Since the pandemic hit us, my writing routine hasn’t changed much. If anything, my focus is as strong as when I was a MFAC student, working against packet deadlines.

I write best in the mornings when my brain is fresh. Now that everybody in my house stays up late at night and sleeps late into the morning, the house is quieter and writing is easier. I had always worked best in the mornings, starting around nine a.m. and often writing until five p.m. depending on what I’m trying to accomplish that day. But with the pandemic going on in the outside world, I’ve become absorbed in the world I’m creating in the story I’m writing.

I just finished (for now) a work-for-hire project I’ve been working on with Capstone called the Emma Every Day series. They’re four early chapter books, featuring a girl who is deaf and uses a cochlear implant, expected to be released August 11th this summer. This was a fun and wonderful learning experience. Developing eight-year-old characters and creating the plots was so much fun and I learned a lot about writing for beginning readers.  

Now that this writing project is behind me, I’m focusing on my middle grade novel The Hunter with full steam. The Hunter was my creative thesis during fourth semester in the MFAC program. It’s about a deaf-blind boy in middle school who yearns for friendships and adventures. I’ve submitted it to several agents and editors, all who turned it down for one reason or another. Everybody, though, said it’s a story that needs to be shared. One editor was kind enough to write me a long letter. She said she liked many things about the story, but she was looking for something with a stronger voice.

My former faculty advisor arranged for a MFAC alumna who has published middle grade novels herself to read The Hunter and make revision suggestions. The reader has provided me with terrific feedback. I’m working on the revision. I would say, revising is like cleaning up a story. It’s the same story and the same plot, but I’m cutting out characters, scenes, and other details. I’m moving chapters, changing the POV and verb tense, and rewriting scenes. 

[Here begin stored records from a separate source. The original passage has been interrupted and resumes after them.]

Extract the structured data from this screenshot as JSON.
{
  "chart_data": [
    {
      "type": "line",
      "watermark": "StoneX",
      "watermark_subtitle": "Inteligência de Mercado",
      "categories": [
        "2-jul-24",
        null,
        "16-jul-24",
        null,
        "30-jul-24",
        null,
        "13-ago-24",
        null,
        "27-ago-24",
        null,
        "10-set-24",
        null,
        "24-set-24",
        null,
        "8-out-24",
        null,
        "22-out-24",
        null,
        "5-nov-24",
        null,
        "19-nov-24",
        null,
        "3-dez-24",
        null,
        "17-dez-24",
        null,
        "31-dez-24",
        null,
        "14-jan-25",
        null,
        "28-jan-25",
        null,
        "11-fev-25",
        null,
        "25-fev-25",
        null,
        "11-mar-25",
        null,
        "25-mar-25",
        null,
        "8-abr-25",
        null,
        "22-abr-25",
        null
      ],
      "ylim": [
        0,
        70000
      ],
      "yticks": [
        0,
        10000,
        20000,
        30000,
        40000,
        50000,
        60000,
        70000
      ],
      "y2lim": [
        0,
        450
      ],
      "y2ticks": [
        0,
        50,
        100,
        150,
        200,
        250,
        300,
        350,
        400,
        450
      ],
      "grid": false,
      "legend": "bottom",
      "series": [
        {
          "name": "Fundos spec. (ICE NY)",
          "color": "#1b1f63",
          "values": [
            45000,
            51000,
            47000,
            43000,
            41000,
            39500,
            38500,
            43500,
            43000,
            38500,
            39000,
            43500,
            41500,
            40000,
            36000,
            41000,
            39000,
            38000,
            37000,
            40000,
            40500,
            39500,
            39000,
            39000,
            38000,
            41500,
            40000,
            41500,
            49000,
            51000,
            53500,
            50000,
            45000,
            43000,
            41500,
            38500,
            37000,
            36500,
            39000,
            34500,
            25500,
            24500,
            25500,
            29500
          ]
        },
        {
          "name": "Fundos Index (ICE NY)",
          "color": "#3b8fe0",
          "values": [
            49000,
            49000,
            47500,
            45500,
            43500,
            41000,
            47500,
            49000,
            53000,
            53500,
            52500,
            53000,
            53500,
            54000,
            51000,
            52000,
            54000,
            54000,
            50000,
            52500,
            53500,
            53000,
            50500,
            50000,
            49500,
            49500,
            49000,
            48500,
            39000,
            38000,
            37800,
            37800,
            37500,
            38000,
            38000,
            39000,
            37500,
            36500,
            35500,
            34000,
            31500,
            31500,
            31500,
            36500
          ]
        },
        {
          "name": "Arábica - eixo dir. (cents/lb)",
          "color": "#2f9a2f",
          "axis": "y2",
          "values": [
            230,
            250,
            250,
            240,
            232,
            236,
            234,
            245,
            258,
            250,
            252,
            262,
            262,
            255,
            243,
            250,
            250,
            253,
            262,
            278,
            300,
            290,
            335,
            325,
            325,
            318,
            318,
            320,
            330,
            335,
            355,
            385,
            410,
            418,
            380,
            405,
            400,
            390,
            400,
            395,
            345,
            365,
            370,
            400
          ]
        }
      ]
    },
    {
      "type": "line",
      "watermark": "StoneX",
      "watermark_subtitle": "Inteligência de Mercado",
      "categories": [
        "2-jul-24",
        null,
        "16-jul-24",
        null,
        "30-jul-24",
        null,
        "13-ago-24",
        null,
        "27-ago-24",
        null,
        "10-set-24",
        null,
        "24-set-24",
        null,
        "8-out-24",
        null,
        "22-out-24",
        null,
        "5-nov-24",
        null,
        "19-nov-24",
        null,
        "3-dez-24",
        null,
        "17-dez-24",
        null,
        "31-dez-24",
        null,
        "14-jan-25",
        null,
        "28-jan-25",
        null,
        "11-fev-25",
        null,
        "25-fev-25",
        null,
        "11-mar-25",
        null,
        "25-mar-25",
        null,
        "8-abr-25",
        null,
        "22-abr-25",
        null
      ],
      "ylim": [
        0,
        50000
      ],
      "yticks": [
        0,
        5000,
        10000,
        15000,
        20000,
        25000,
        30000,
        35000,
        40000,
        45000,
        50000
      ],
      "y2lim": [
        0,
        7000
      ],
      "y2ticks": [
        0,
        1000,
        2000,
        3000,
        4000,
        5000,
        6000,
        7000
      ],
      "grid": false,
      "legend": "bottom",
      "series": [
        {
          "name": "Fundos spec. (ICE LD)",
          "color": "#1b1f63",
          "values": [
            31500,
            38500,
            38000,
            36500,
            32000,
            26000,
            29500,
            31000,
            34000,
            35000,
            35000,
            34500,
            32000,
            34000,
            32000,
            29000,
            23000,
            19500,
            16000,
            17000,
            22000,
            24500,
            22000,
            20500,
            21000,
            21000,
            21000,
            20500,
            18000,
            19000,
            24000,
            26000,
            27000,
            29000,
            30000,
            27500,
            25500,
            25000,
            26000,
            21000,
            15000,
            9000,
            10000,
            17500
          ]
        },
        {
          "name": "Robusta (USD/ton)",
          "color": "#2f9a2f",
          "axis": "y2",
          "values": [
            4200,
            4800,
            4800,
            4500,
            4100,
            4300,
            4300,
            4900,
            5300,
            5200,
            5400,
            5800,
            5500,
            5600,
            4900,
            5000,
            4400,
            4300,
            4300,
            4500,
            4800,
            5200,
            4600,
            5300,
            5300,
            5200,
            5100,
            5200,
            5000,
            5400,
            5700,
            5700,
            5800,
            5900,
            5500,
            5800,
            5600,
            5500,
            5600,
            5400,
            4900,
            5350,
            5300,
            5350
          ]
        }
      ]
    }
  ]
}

What I like about writing The Hunter is having the opportunity to show the world what it feels like to be deaf-blind. And to make it as engaging and intriguing as possible so people will want to read the whole book. My goal is to send it to an agent my former advisor recommends. I like writing for younger children, from picture books to chapter and middle grade books.

But recently, I took a break from revising The Hunter and wrote a short story for young adults. It’s a contemporary fairytale based on a bedtime story my grandma used to tell me. I used an omniscient point of view. That’s new for me and I had fun with it.  It’s important to have fun with your work. When you enjoy what you’re writing, it’ll show in your work. Another important idea to consider during these days of the pandemic is that as a writer, I feel lucky. I don’t think about going out to get a haircut or go out to eat at restaurants or to do unessential shopping. I’m happy and satisfied staying home, working on my writing project.    

Christy L. Reid lives in Minnesota with her husband, two of their sons, and their cats. She earned a MFA In Writing For Children And Young Adults degree at Hamline University. She is the author of the upcoming series, Emma Every Day, published by Capstone, and expected to be released August 1, 2020.